Thursday, January 6, 2022

Things I Invented

Happy 2022! 

I hope.

Now on with the blog.

Robert Heinlein is often credited with inventing the water bed in his novel Stranger in a Strange Land. He also invented the remote manipulator in 1942 (he called it a "waldo" after his fictional inventor).

Arthur C. Clark invented the geosynchronous satellite. Or at least first did the math on what it took to make one.

But me, well, I "invented" some things too. I just had no idea how they would work.

For example, for a story I was working on in the early 1980s, I "invented" the autonomous car and the cell phone. I never wrote that story down because I never came up with a plot.

I "invented" rain-sensing windshield wipers. I thought they could use a camera to see if they view out the windshield was blurry. But that was just a few years before I bought a car with rain-sensing windshield wipers. And boy, did I invent a great thing. I love rain-sensing windshield wipers. I guess they work on the reflection of LEDs, or something like that.
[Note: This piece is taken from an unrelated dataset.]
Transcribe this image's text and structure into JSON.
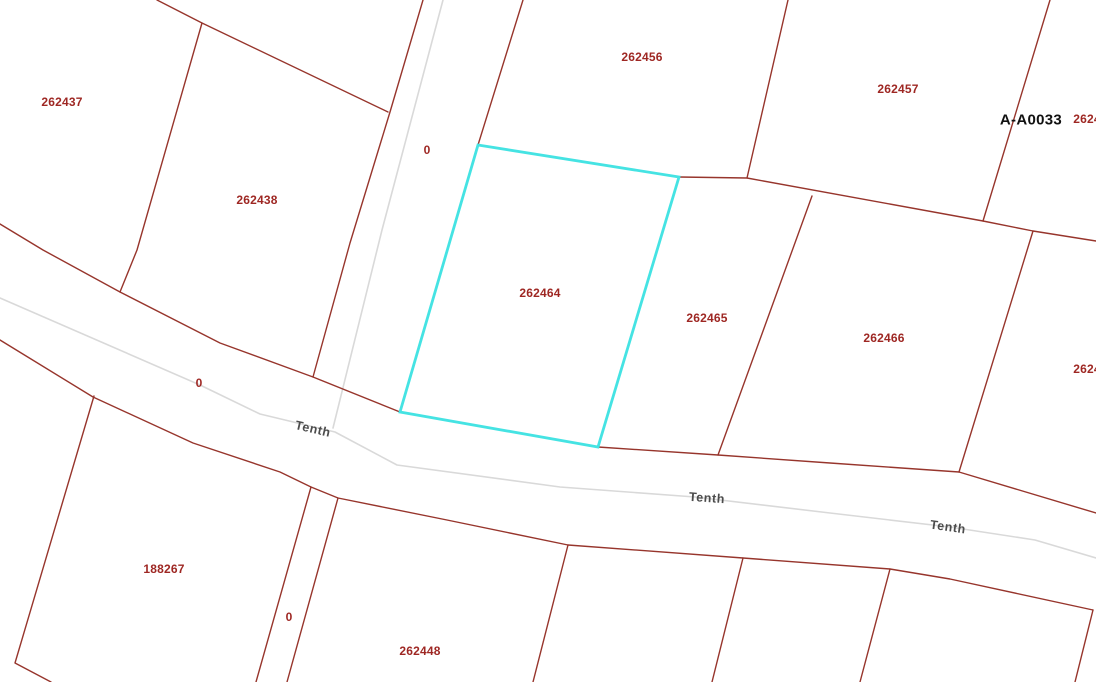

For a college assignment, I "invented" a temporary shelter for astronauts on the moon. It's never been used.

But when I was a kid, I invented the internet. I thought "wouldn't it be cool if computers were linked together so you could access the information on them." This was around 1970. Arpanet was just one year old then. I was 10. 

In my novel Rock Killer, published in 2012 (but written long before that) I invented the Zoom call. The characters didn't call it a Zoom call, but that's essentially what it was.